Biodynamics takes it to a level of religious practice. One tenet is that nothing should come from outside the farm. The current natural wine movement, as depicted in the new documentary "Wine From Here," generally agrees with that idea.
So the most provocative question from the audience at the Q&A after the film's first public showing was this:
If you believe in making a local, low-environmental-impact product, why use French oak?I wish I recognized the Australian-sounding bloke who asked it, because it's a great question, and it left some of the winemakers on stage scrambling for an answer.

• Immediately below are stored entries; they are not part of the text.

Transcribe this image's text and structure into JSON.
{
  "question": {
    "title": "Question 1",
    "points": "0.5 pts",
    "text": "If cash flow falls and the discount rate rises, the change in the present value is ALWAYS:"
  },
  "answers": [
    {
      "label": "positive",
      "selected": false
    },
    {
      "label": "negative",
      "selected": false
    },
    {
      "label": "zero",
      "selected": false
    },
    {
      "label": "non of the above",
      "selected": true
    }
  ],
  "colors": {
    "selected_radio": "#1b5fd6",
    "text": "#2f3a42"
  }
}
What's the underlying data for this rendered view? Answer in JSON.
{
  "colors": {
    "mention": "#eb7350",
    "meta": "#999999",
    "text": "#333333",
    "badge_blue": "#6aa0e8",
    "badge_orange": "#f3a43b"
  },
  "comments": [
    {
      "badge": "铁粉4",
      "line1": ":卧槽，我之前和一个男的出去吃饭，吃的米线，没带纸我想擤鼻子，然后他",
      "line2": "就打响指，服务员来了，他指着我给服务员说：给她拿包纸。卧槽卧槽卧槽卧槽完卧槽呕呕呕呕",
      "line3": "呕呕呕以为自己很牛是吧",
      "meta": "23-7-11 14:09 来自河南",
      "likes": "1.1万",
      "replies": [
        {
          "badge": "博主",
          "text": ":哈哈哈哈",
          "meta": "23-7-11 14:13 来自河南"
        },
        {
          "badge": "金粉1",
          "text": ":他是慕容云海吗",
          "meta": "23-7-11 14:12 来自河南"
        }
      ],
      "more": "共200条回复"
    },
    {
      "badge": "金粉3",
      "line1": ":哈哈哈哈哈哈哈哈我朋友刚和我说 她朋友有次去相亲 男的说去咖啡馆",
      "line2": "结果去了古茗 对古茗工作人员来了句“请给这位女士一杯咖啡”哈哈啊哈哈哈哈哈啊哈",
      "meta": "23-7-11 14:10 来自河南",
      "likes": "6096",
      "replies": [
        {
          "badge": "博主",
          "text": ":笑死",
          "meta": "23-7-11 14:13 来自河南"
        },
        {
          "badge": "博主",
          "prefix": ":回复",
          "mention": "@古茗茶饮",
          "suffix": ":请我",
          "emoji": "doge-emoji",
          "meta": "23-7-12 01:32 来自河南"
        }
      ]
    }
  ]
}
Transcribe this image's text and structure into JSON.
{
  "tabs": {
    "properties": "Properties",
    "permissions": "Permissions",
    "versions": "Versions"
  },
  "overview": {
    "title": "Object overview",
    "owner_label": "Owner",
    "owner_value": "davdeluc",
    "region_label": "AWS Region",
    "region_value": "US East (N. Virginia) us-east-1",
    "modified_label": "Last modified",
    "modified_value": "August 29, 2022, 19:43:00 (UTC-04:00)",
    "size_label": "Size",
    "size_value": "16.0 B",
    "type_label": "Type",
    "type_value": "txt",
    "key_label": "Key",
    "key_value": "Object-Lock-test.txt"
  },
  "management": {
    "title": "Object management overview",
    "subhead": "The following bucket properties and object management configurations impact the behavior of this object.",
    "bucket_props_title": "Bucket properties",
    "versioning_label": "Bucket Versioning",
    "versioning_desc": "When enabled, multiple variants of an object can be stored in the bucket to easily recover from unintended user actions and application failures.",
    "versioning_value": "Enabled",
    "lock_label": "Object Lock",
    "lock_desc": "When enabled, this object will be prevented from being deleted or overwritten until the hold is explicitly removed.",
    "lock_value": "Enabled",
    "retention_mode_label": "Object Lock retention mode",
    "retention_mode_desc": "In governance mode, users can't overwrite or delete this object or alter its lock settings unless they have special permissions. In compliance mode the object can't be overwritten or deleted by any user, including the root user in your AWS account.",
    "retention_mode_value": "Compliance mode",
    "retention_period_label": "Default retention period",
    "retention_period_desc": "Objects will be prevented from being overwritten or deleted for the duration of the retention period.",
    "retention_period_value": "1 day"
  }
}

Tony Coturri had the best response: He uses redwood tanks for fermentation. It's a local tree and the tanks can last decades.
Kevin Kelley, founder of the Natural Process Alliance, which is one of the most purist wineries I know, said, "I totally agree with you that oak is an additive. I need to use barrels because if you put wine in stainless steel, it's the worst thing for it. Wine needs to breathe. It needs to evolve. I buy used barrels from wineries I trust. American oak is more invasive in wine than French oak. I won't use it. Currently I'm moving toward acacia barrels. I'm having great luck with acacia."
Paul Draper, president of Ridge Vineyards, once told me that with American oak, the key is to source it carefully; to get planks that have been air dried for a long time. If you do that, you don't get the intense vanilla and woody character that American oak is often derided for.
If we really want to get serious about locavorism, shouldn't we do that? We have plenty of oak trees in this country. Do we need to ship French and Hungarian oak through the Panama Canal, expending fuel and creating CO2?
I'm just being provocative here. Like most mainstream wine critics, I love the taste of French oak, particularly in Chardonnay.
But increasingly I believe my favorite wines, all else being equal, have been fermented not in wood or stainless steel, but in concrete, which gives much better mouthfeel than steel, and unlike oak doesn't seem to add any flavors of its own.
Steve Edmunds of Edmunds St. John agrees, saying, "I've worked with barrels 15 and 20 years old where I could still taste the effect of the oak. I've really gotten away from using oak altogether and I'm using concrete."
That said, one of my favorite wine quotes ever came from Chateau Angelus owner Hubert de Bouard, who said: "Haut-Brion is made with stainless steel, Margaux with wood, Petrus with concrete. Sometimes they make good wines. For me, the vat is the vat, the wine is the wine."
Which brings up the original question again: If you're willing to take all kinds of risks that could make worse wine -- wild yeast ferments, low sulfites, and buying vineyard land in areas that might not be ideal for grapes -- why not go local in your choice of fermentation vessel?
What do y'all think? Would you rather drink a product made in a locally produced vessel, or a wine that has the delicious, toasty, stone-ground whole-wheat flavor of expensive French oak?